The comparison is instructive: both institutions occupy outsized spaces in the national imagination – but of very different types. 

Our sporting religion, embodied in SLC, is an emotional commons – a shared narrative of national identity, pride in our players and sundry teams’ potential, and the very real (and often realised) potential in the international arena. Its shocking failures hurt badly but also mobilise hope – at least among diehard fans and loyal aficionados of the (no longer?) gentleman’s game. 

Each new board inasmuch as reconfigured team (if, as and when that black swan event occurs in the face of stubborn persistence in fielding ‘passengers’) is greeted – however sceptically by realists and cynics – with the faint belief that our unofficial national sport can be restored to its former glory and Sri Lanka regain its erstwhile standing as demigods.

SriLankan Airlines by contrast, is a technocratic symbol – a marker of state capacity, global connectivity and economic competence. Its failures do not inspire hope as much as they generate resignation (pun intended). 

Where cricket’s underperformance provokes outrage at squandered talent and sundry wasted opportunities, the airline’s decline and fall fuels anger at profligately spent (and precious to boot) national resources.

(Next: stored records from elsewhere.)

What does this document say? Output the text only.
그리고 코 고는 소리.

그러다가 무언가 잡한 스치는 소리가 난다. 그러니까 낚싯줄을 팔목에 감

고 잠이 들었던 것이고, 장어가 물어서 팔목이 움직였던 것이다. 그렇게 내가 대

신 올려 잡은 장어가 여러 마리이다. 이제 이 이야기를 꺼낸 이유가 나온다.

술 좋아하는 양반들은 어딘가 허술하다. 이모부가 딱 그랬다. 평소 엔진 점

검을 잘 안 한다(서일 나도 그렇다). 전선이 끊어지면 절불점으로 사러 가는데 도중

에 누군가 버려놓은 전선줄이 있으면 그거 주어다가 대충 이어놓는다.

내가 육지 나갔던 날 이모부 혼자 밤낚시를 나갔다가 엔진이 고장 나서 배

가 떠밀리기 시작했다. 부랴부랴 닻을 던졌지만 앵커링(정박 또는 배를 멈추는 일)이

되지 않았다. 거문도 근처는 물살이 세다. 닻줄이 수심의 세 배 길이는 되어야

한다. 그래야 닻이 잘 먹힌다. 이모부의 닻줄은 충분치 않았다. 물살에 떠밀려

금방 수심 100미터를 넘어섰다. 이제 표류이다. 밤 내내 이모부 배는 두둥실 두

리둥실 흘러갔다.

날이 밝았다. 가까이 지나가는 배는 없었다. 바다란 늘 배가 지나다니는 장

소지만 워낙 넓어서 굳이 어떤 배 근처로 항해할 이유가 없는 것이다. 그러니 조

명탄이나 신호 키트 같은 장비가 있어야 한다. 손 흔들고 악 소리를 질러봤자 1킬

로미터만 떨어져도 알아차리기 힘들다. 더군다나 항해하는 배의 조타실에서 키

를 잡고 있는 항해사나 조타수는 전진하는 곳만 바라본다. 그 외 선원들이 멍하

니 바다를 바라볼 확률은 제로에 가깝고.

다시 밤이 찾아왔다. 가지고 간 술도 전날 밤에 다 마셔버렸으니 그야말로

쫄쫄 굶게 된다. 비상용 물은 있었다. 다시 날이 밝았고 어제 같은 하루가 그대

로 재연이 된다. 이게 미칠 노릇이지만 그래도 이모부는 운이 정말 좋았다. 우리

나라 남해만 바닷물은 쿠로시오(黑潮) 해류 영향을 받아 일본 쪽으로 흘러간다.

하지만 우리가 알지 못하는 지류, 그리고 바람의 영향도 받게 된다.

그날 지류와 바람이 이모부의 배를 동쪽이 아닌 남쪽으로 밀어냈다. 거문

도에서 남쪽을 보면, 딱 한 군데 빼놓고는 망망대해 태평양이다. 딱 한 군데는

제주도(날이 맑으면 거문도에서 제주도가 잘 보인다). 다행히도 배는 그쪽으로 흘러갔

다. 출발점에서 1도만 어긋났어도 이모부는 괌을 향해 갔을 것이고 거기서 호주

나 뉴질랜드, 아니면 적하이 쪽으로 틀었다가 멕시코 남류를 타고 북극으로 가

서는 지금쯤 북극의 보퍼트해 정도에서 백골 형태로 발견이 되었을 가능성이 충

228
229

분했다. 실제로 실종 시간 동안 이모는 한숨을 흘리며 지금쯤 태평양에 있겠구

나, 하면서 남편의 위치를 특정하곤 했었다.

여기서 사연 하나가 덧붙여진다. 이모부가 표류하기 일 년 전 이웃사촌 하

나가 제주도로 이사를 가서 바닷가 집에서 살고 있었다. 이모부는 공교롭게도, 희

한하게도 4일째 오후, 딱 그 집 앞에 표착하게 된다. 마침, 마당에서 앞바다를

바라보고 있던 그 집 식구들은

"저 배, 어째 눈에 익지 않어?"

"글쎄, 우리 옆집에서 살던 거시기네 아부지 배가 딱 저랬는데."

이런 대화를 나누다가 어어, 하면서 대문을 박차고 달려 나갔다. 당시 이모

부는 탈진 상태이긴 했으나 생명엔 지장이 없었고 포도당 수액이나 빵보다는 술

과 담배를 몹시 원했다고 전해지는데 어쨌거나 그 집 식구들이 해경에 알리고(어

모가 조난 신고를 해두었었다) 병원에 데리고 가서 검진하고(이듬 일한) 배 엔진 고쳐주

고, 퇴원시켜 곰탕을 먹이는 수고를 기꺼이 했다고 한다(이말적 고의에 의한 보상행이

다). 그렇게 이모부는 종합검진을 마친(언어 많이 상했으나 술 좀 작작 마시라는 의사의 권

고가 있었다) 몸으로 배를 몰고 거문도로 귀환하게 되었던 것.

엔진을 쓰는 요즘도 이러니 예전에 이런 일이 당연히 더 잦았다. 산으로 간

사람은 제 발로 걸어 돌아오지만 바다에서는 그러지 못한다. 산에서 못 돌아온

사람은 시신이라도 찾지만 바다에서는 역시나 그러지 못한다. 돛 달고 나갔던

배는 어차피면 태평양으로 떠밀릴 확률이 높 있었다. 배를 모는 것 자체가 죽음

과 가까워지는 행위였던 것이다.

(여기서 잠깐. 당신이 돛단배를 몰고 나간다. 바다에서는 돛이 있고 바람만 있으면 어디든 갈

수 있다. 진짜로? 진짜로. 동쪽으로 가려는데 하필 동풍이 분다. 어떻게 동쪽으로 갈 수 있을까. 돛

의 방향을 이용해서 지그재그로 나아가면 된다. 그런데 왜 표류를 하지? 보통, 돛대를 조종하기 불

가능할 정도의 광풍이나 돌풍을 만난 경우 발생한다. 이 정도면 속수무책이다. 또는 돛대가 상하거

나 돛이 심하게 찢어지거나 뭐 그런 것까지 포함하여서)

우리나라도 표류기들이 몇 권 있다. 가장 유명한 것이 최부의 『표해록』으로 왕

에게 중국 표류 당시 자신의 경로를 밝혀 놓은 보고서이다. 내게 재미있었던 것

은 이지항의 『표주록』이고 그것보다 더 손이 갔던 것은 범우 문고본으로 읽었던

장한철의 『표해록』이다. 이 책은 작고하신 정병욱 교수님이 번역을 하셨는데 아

One game plays out on the ground; the other, perpetually up in the air. Yet, both are theatres of governance with national significance.

There is an almost theological symmetry in their trajectories. The sacred cow of cricket is periodically chastened but never slaughtered at the altar of either religious outrage or sacrificial propitiation. Reform instead, is its once and future act of ritual purification. 

The cash cow of the airline however, has been relentlessly exploited, its sanctity long since abandoned in favour of short-term gains and lucre for those lucky enough to fly so low enough over the cuckoo’s nest to be considered friends and family (ahem!). 

In one, the faithful demand better priests; while in the other, the congregation suspects – and in fact knows – that the temple itself has been repeatedly ransacked.

Both crises share a common root: the politicisation of institutions that ought to be insulated from it. Whether it is team selection or aircraft leasing, the intrusion of undue power into due process has proven corrosive. 

The difference between the two institutions lies in process. 

Cricket, inflamed by public passion at home and instructed by international structures away, retains at least the capacity for confession, repentance and renewal. SriLankan, tethered to balance sheets and burdened by debt, faces a far more existential reckoning.

So as Sri Lanka Cricket turns over a new leaf, the question remains whether this is reform in substance or form. And as SriLankan Airlines navigates turbulence of its own making, the question is starker still: can a cash cow so thoroughly depleted be revived – or is the ill-fated beast of burden inevitably bound for the abattoir of privatisation?

Both tales are chapters in a larger narrative. It is a story of how national institutions are cherished first and then corrupted; and only rarely redeemed and restored.